Egyptian police said on Monday they have arrested three suspects over the bombing of a famed Cairo bazaar that killed a French teenager and wounded 25 people, most of them tourists, AFP reported.
Sunday's attack was the first deadly violence against Westerners in Egypt since 2006 but as yet there has been no claim of responsibility.
The bomb blast ripped through a street lined with cafes and restaurants in Khan al-Khalili, a 1,500-year-old market that is one of the Egyptian capital's main tourist attractions.
"Three people there were arrested on the site as suspects after the attack," a police official said on Monday. "Others are being questioned as witnesses."
The 17-year-old French girl, who died in hospital from her injuries, was part of a tour group of 54 teenagers from the Paris region who had hoped to buy souvenirs before heading home on Monday.
The bomb wounded 17 of her fellow tourists, including one seriously, French and Egyptian officials said.
"There was a very powerful explosion. Then screams and blood. We all started running," said Romy Janiw, 28, one of the seven adults accompanying the teenagers.
Egyptian deputy health minister Nasir Rasmi told AFP the other wounded included a 37-year-old German, three Saudis and four Egyptians.
"Most of the injuries were small shrapnel wounds," he said.
Mohammed Ismail, who worked in a nearby cafe and was lightly wounded in the attack, said he was watching a football game in a cafe and had stepped out onto the street before the bomb exploded.
"I didn't see the bomb," he told AFP after leaving hospital. "The force of the blast threw me. All I could see was grey smoke. Then I fell unconscious."
A pool of congealing blood was visible on the marble entrance to the Hussein mosque, which is one of Egypt's oldest places of worship.

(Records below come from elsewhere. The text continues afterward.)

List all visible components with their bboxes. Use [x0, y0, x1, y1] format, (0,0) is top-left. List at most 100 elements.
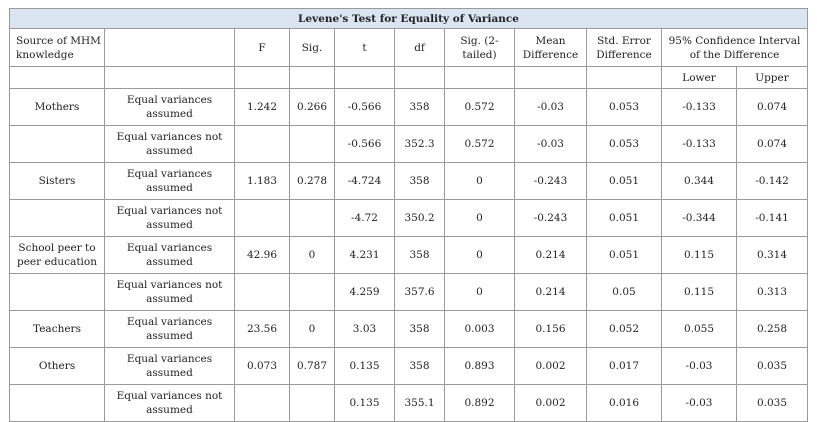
value-cell: 358 — [394, 310, 445, 348]
header-row: Source of MHM knowledge F Sig. t df Sig. (2-t… — [9, 28, 809, 67]
value-cell — [289, 273, 335, 311]
assumption-cell: Equal variances not assumed — [104, 273, 235, 311]
value-cell: -0.243 — [514, 162, 587, 200]
value-cell: 358 — [394, 88, 445, 126]
assumption-cell: Equal variances not assumed — [104, 125, 235, 163]
header-cell: Std. Error Difference — [586, 28, 662, 67]
assumption-cell: Equal variances not assumed — [104, 384, 235, 422]
value-cell: 0.05 — [586, 273, 662, 311]
assumption-cell: Equal variances assumed — [104, 347, 235, 385]
value-cell: 0.214 — [514, 236, 587, 274]
value-cell: 0.055 — [661, 310, 737, 348]
value-cell: -0.133 — [661, 88, 737, 126]
value-cell: 0.074 — [735, 125, 809, 163]
value-cell: -0.243 — [514, 199, 587, 237]
value-cell: -0.344 — [661, 199, 737, 237]
subheader-cell — [104, 66, 235, 89]
value-cell: 0.017 — [586, 347, 662, 385]
table-title: Levene's Test for Equality of Variance — [8, 8, 809, 29]
value-cell: 0 — [444, 236, 515, 274]
value-cell: -0.03 — [661, 384, 737, 422]
data-row: Teachers Equal variances assumed 23.56 0 3.0… — [9, 310, 809, 348]
subheader-cell — [444, 66, 515, 89]
header-cell: Mean Difference — [514, 28, 587, 67]
value-cell: 0.051 — [586, 236, 662, 274]
subheader-cell: Lower — [661, 66, 737, 89]
value-cell: -0.142 — [735, 162, 809, 200]
source-cell — [9, 273, 105, 311]
subheader-cell — [394, 66, 445, 89]
value-cell: 0.892 — [444, 384, 515, 422]
value-cell: 0.572 — [444, 88, 515, 126]
value-cell: -0.566 — [334, 88, 395, 126]
value-cell — [289, 199, 335, 237]
data-row: Sisters Equal variances assumed 1.183 0.278… — [9, 162, 809, 200]
value-cell: -0.566 — [334, 125, 395, 163]
value-cell: 0.135 — [334, 347, 395, 385]
value-cell: 0.035 — [735, 384, 809, 422]
value-cell: 0.053 — [586, 125, 662, 163]
value-cell: 0.314 — [735, 236, 809, 274]
value-cell: 0 — [444, 162, 515, 200]
value-cell: 0.135 — [334, 384, 395, 422]
value-cell: 4.259 — [334, 273, 395, 311]
value-cell: 0.344 — [661, 162, 737, 200]
subheader-row: Lower Upper — [9, 66, 809, 89]
levene-table: Levene's Test for Equality of Variance S… — [8, 8, 809, 422]
subheader-cell — [9, 66, 105, 89]
value-cell: 0.278 — [289, 162, 335, 200]
subheader-cell: Upper — [735, 66, 809, 89]
title-row: Levene's Test for Equality of Variance — [8, 8, 809, 29]
source-cell: Sisters — [9, 162, 105, 200]
header-cell: Sig. — [289, 28, 335, 67]
header-cell: df — [394, 28, 445, 67]
value-cell: 358 — [394, 236, 445, 274]
value-cell: 0.003 — [444, 310, 515, 348]
source-cell: Mothers — [9, 88, 105, 126]
value-cell: 358 — [394, 162, 445, 200]
source-cell: Teachers — [9, 310, 105, 348]
subheader-cell — [289, 66, 335, 89]
value-cell: 0.572 — [444, 125, 515, 163]
value-cell — [234, 273, 290, 311]
value-cell: 0.016 — [586, 384, 662, 422]
value-cell — [289, 384, 335, 422]
value-cell: 0.002 — [514, 384, 587, 422]
value-cell: 3.03 — [334, 310, 395, 348]
value-cell — [234, 384, 290, 422]
table-body: Levene's Test for Equality of Variance S… — [8, 8, 809, 422]
data-row: Mothers Equal variances assumed 1.242 0.266… — [9, 88, 809, 126]
data-row: Others Equal variances assumed 0.073 0.787 0… — [9, 347, 809, 385]
source-cell: Others — [9, 347, 105, 385]
value-cell: 0.893 — [444, 347, 515, 385]
value-cell: 0.115 — [661, 273, 737, 311]
header-cell: F — [234, 28, 290, 67]
header-cell: Source of MHM knowledge — [9, 28, 105, 67]
header-cell: 95% Confidence Interval of the Differenc… — [660, 28, 809, 67]
data-row: School peer to peer education Equal varia… — [9, 236, 809, 274]
value-cell: -4.72 — [334, 199, 395, 237]
value-cell: 1.242 — [234, 88, 290, 126]
value-cell: 4.231 — [334, 236, 395, 274]
data-row: Equal variances not assumed 0.135 355.1 0.8… — [9, 384, 809, 422]
value-cell: 0.266 — [289, 88, 335, 126]
value-cell: 357.6 — [394, 273, 445, 311]
value-cell: 0.053 — [586, 88, 662, 126]
source-cell — [9, 199, 105, 237]
value-cell: 355.1 — [394, 384, 445, 422]
value-cell: 42.96 — [234, 236, 290, 274]
subheader-cell — [234, 66, 290, 89]
value-cell: -0.141 — [735, 199, 809, 237]
value-cell: -0.03 — [514, 125, 587, 163]
value-cell: 358 — [394, 347, 445, 385]
value-cell: 0.051 — [586, 199, 662, 237]
assumption-cell: Equal variances not assumed — [104, 199, 235, 237]
subheader-cell — [334, 66, 395, 89]
header-cell: t — [334, 28, 395, 67]
header-cell — [104, 28, 235, 67]
value-cell: -0.03 — [514, 88, 587, 126]
value-cell: 0 — [444, 199, 515, 237]
value-cell: 0.074 — [735, 88, 809, 126]
value-cell: -0.133 — [661, 125, 737, 163]
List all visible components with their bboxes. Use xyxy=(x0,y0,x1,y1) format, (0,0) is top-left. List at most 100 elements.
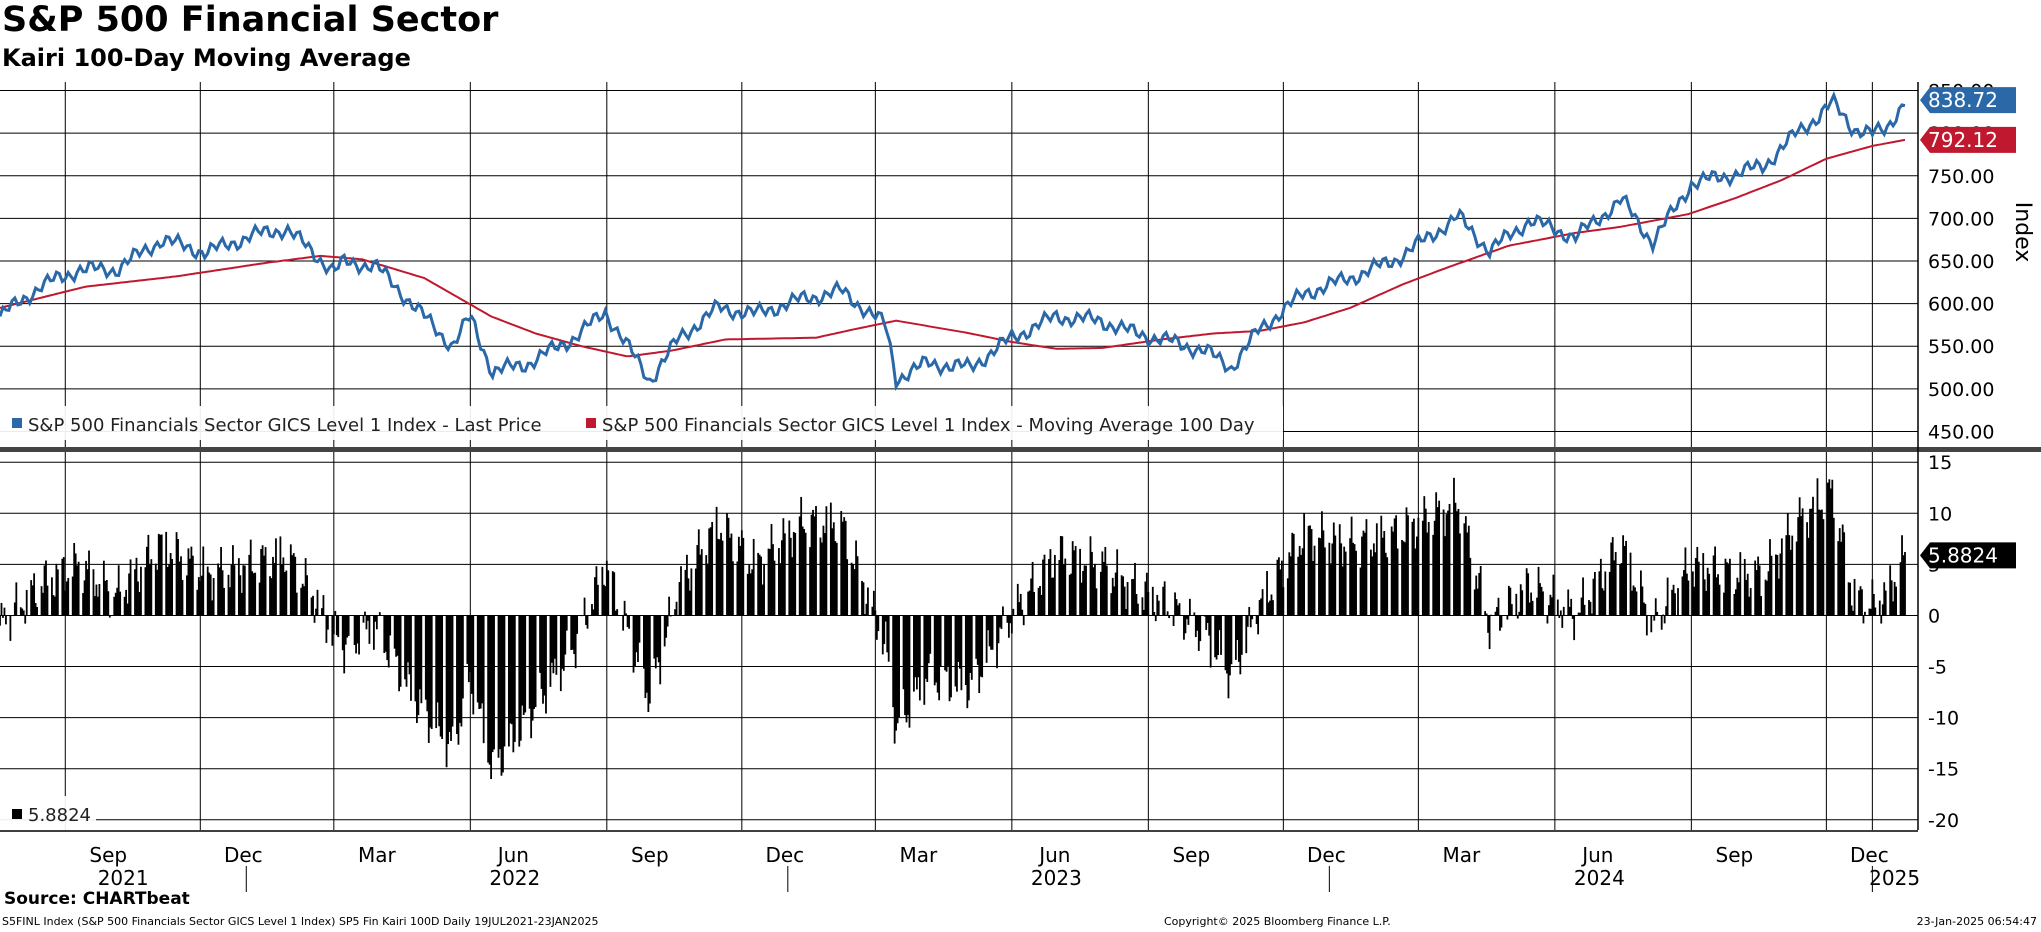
kairi-bar xyxy=(561,615,564,669)
kairi-bar xyxy=(752,538,755,616)
kairi-bar xyxy=(607,570,610,616)
kairi-bar xyxy=(595,566,598,616)
kairi-bar xyxy=(1619,564,1622,616)
kairi-bar xyxy=(441,615,444,740)
kairi-bar xyxy=(512,615,515,753)
kairi-bar xyxy=(1163,581,1166,616)
kairi-bar xyxy=(217,563,219,616)
kairi-bar xyxy=(763,564,765,616)
kairi-bar xyxy=(979,615,982,677)
kairi-bar xyxy=(1361,536,1363,616)
kairi-bar xyxy=(1340,543,1343,616)
kairi-bar xyxy=(189,558,191,616)
kairi-bar xyxy=(1353,544,1356,616)
kairi-bar xyxy=(1343,546,1346,616)
kairi-bar xyxy=(1291,532,1294,616)
kairi-bar xyxy=(726,513,728,616)
kairi-bar xyxy=(1589,601,1592,616)
kairi-bar xyxy=(1070,573,1073,616)
kairi-bar xyxy=(867,587,869,616)
kairi-bar xyxy=(1217,615,1219,656)
legend-price-label: S&P 500 Financials Sector GICS Level 1 I… xyxy=(28,415,542,436)
kairi-bar xyxy=(729,537,731,616)
kairi-bar xyxy=(657,615,660,663)
kairi-bar xyxy=(1012,608,1015,616)
kairi-bar xyxy=(254,572,257,616)
kairi-bar xyxy=(88,550,90,616)
kairi-bar xyxy=(114,592,117,616)
kairi-bar xyxy=(1770,555,1773,616)
kairi-bar xyxy=(64,590,67,616)
kairi-bar xyxy=(469,615,472,673)
kairi-bar xyxy=(1237,615,1240,662)
kairi-bar xyxy=(283,571,286,616)
kairi-bar xyxy=(831,528,834,616)
kairi-bar xyxy=(843,517,846,616)
kairi-bar xyxy=(191,555,194,616)
kairi-bar xyxy=(964,615,967,686)
kairi-bar xyxy=(1142,609,1145,616)
kairi-bar xyxy=(1473,589,1476,616)
kairi-bar xyxy=(1402,541,1405,616)
kairi-bar xyxy=(414,615,417,702)
kairi-bar xyxy=(1220,615,1222,655)
kairi-bar xyxy=(604,586,607,616)
kairi-bar xyxy=(1310,528,1313,616)
kairi-bar xyxy=(1871,579,1874,616)
kairi-bar xyxy=(1239,615,1242,675)
kairi-bar xyxy=(1552,574,1555,616)
kairi-bar xyxy=(632,615,635,673)
kairi-bar xyxy=(1608,571,1611,616)
kairi-bar xyxy=(1123,586,1126,616)
kairi-bar xyxy=(975,615,978,659)
kairi-bar xyxy=(1390,526,1393,616)
kairi-bar xyxy=(481,615,484,704)
kairi-bar xyxy=(1674,593,1676,616)
kairi-bar xyxy=(128,573,130,616)
kairi-bar xyxy=(1245,615,1248,654)
kairi-bar xyxy=(1282,587,1285,616)
kairi-bar xyxy=(230,564,233,616)
kairi-bar xyxy=(675,601,678,616)
kairi-bar xyxy=(1515,593,1518,616)
kairi-bar xyxy=(1525,568,1528,616)
kairi-bar xyxy=(798,516,801,616)
kairi-bar xyxy=(116,587,119,616)
kairi-bar xyxy=(395,615,398,657)
kairi-bar xyxy=(767,548,770,616)
kairi-bar xyxy=(1869,608,1872,616)
kairi-bar xyxy=(448,615,451,732)
kairi-bar xyxy=(700,549,703,616)
kairi-bar xyxy=(1550,597,1553,616)
kairi-bar xyxy=(404,615,406,680)
kairi-bar xyxy=(1862,615,1865,624)
kairi-bar xyxy=(180,556,182,616)
kairi-bar xyxy=(1292,533,1295,616)
kairi-bar xyxy=(1144,581,1147,616)
kairi-bar xyxy=(500,615,503,776)
kairi-bar xyxy=(368,615,371,644)
kairi-bar xyxy=(809,547,811,616)
kairi-bar xyxy=(570,615,573,651)
kairi-bar xyxy=(291,555,294,616)
kairi-bar xyxy=(1322,530,1325,616)
kairi-bar xyxy=(36,607,38,616)
kairi-bar xyxy=(592,609,595,616)
kairi-bar xyxy=(521,615,524,706)
kairi-bar xyxy=(438,615,441,727)
kairi-bar xyxy=(1684,547,1687,616)
kairi-bar xyxy=(772,544,774,616)
kairi-bar xyxy=(696,545,699,616)
kairi-bar xyxy=(688,590,691,616)
kairi-bar xyxy=(625,613,627,616)
kairi-bar xyxy=(936,615,939,693)
kairi-bar xyxy=(740,530,743,616)
kairi-bar xyxy=(12,615,15,617)
kairi-bar xyxy=(1717,574,1719,616)
kairi-bar xyxy=(690,568,693,616)
kairi-bar xyxy=(1889,565,1892,616)
kairi-bar xyxy=(822,525,825,616)
kairi-bar xyxy=(829,502,832,616)
kairi-bar xyxy=(1246,615,1249,627)
x-month-label: Sep xyxy=(1172,843,1210,867)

Witnesses said the force of the explosion shook surrounding buildings. "The building shook and the books fell of the shelf," said a woman who worked in a store that sold Korans.
Medics wheeled the tourists who were released onto a bus parked outside the emergency room, waiting to take them to the Cairo airport. A girl quietly sobbed as a friend tried to comfort her. They were due to board a flight to Paris on Monday morning.
There were conflicting accounts as to how the attack was carried out.
Witnesses and a police official told AFP that two rudimentary bombs were thrown from a rooftop overlooking the street. The second device failed to detonate and was blown up in a controlled explosion, a police source said.
A Western diplomat who accompanied the wounded to hospital said they told police investigators that the bombs had been hurled at them from a rooftop.
But Amin Rady, a member of the Egyptian parliament national security committee, told AFP that police suspected that a "primitive" bomb had been placed under a concrete bench, which was shattered by the explosion.
The bombs went off outside the Al-Hussein hotel, just across the square from the Hussein mosque.
The head of Cairo's Al-Azhar University -- Sunni Islam's highest religious authority -- condemned the bombing.
"Those who carried out this criminal act are traitors to their own religion and their nation, and they are distorting the image of Islam which rejects terrorism and bans the killing of innocents," Sheikh Mohammed Sayyed al-Tantawi said.
It was the first deadly attack on tourists in Cairo since a bombing in the same neighbourhood killed two tourists and wounded 18 in 2005.
A series of bombings killed scores of people in Red Sea resorts on the Sinai peninsula from 2004 to 2006 that were blamed on militants loyal to Al-Qaeda.
Egypt was struck by a spate of deadly attack on tourists by Islamic militant groups in the 1990s that dealt a savage blow to the vital tourism sector.
Last year, a total of 13 million tourists visited Egypt, earning it 11 billion dollars in revenue. The industry also employs 12.6 percent of the workforce.